Al parecer, fueron las expediciones de Alejandro Magno las que introdujeron en Grecia las primeras perlas, así como el vocablo que se utiliza en griego para referirse a ellas, probablemente de origen persa: margaritari.
Colón había bautizado con el nombre de “La Asunción” a la mayor de las tres islas que había descubierto el 15 de agosto de 1498, fecha en que se celebra esa festividad religiosa. La isla, sin embargo, pasaría a denominarse, a partir de 1499, “La Margarita”, debido a la profusión de perlas que caracterizaba a sus mares.
Fue la posibilidad de la explotación perlífera lo que despertó en los primeros conquistadores el interés por nuestro país. En una época en que las ideas mercantilistas propugnaban la acumulación de metales preciosos como base fundamental de la riqueza de una nación, los territorios que con el tiempo habrían de convertirse en Venezuela no parecían ser, a primera vista, tan pródigos en el oro y la plata como resultaron, por ejemplo, Perú, México o la propia Colombia, que era también rica en esmeraldas.
Es así como a partir de 1500 se inician los asentamientos en la isla de Cubagua y como, tras doblegar la resistencia de los nativos, se funda la ciudad de Nueva Cádiz alrededor de 1520. Paulatinamente, se fue consolidando en las islas un sistema de recolección de perlas que involucraría no solo a los indígenas, sino también a numerosos esclavos africanos, que acabarían protagonizando en 1603el llamado “alzamiento de los negros perleros”, cuando, espoleados por las cruentas condiciones de vida en Margarita, consiguen trasladarse al continente con el apoyo de quienes trabajaban en las plantaciones agrícolas de las costas de Cumaná.
Las perlas reportaron cuantiosos ingresos a la Corona. Quienes regentaban esta actividad, conocidos como “señores de canoa” (los esclavos eran llevados en canoas hasta las zonas de pesca) eran poderosos e influyentes. Sin embargo, pronto se dio una sobre-explotación que ocasionó el agotamiento de los lechos perlíferos: ya hacia 1545 quedaban muy pocos habitantes en Cubagua.
Sin embargo, las aguas que rodean las islas de Nueva Esparta siguen albergando numerosas perlas, tan emblemáticas, que se dice que, cuando Jacqueline Kennedy visitó Caracas en diciembre de 1961, el obsequio que recibió de don Rómulo Betancourt, el entonces presidente de la República, y de su esposa, fue un collar de varios hilos de perlas de Cubagua . Según relata Milagros Socorro, a partir del testimonio de la periodista Francia Natera, el collar reposa en el museo Smithsonian, y fue elaborado en Caracas por el joyero Henri Poinçot.

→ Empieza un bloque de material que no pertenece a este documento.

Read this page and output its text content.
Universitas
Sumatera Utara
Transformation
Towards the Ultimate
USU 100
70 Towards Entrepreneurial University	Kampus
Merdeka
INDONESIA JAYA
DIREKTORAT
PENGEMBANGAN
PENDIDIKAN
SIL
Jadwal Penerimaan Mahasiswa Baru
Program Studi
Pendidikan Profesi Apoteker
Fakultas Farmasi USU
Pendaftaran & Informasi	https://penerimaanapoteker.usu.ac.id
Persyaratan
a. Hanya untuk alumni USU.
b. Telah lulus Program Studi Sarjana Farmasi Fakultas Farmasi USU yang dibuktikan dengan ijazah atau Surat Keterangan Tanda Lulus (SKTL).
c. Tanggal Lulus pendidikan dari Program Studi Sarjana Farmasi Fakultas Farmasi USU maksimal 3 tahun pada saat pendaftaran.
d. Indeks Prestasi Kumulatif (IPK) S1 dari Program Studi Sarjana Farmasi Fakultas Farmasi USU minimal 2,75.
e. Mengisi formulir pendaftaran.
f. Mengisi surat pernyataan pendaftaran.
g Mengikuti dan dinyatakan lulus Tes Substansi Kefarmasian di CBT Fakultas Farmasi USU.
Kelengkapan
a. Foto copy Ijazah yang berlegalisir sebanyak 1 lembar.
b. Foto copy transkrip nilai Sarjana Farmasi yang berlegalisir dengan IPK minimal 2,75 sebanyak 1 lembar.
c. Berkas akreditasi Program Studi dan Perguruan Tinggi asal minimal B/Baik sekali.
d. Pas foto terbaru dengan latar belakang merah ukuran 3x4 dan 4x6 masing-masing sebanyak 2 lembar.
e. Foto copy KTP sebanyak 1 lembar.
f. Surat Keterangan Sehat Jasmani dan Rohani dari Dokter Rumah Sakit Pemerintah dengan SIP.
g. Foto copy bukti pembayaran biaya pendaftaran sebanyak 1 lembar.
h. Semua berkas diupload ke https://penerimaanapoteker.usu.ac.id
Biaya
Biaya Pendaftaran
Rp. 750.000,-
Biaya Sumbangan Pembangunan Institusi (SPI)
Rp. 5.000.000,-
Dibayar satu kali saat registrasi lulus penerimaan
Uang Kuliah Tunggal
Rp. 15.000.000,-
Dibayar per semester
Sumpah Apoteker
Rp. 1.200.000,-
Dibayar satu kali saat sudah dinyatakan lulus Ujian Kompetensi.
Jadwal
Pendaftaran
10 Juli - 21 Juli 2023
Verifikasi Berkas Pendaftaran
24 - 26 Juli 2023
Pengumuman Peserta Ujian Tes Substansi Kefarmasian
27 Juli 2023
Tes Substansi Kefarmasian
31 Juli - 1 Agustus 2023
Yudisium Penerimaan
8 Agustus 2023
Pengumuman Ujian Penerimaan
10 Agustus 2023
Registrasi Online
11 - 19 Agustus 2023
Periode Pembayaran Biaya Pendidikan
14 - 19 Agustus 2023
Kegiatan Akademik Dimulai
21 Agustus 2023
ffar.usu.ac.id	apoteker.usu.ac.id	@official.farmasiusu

Estas maravillosas esferas, cuyo oriente tornasolado nos deslumbra, son producto, sin embargo, de una contrariedad: la ostra fabrica la perla a partir de un cuerpo extraño que penetra en su interior y que la irrita. Ella lo cubre con sucesivas capas de nácar a fin de protegerse: un episodio a todas luces didáctico, como señalara en días pasados la también periodista y diseñadora Anavel Munceles, acotando cuán ejemplar resulta esta reacción de la ostra, capaz de obtener un objeto precioso a partir de un evento desagradable.
Algo similar plantearía la cantante Fiona Apple en una entrevista concedida en torno a su disco “La máquina extraordinaria”: relataba cómo los rumores aseguraban que sus canciones eran producto de las desavenencias con otras personas. Admitía que era así, que eran las emociones, a veces infaustas, las que la conducían al piano. Pero entonces, con increíble sagacidad, remataba con una idea que nunca debemos perder de vista: somos eso, una máquina extraordinaria, capaz de transformar en cosas maravillosas experiencias que, a veces, no son tan felices.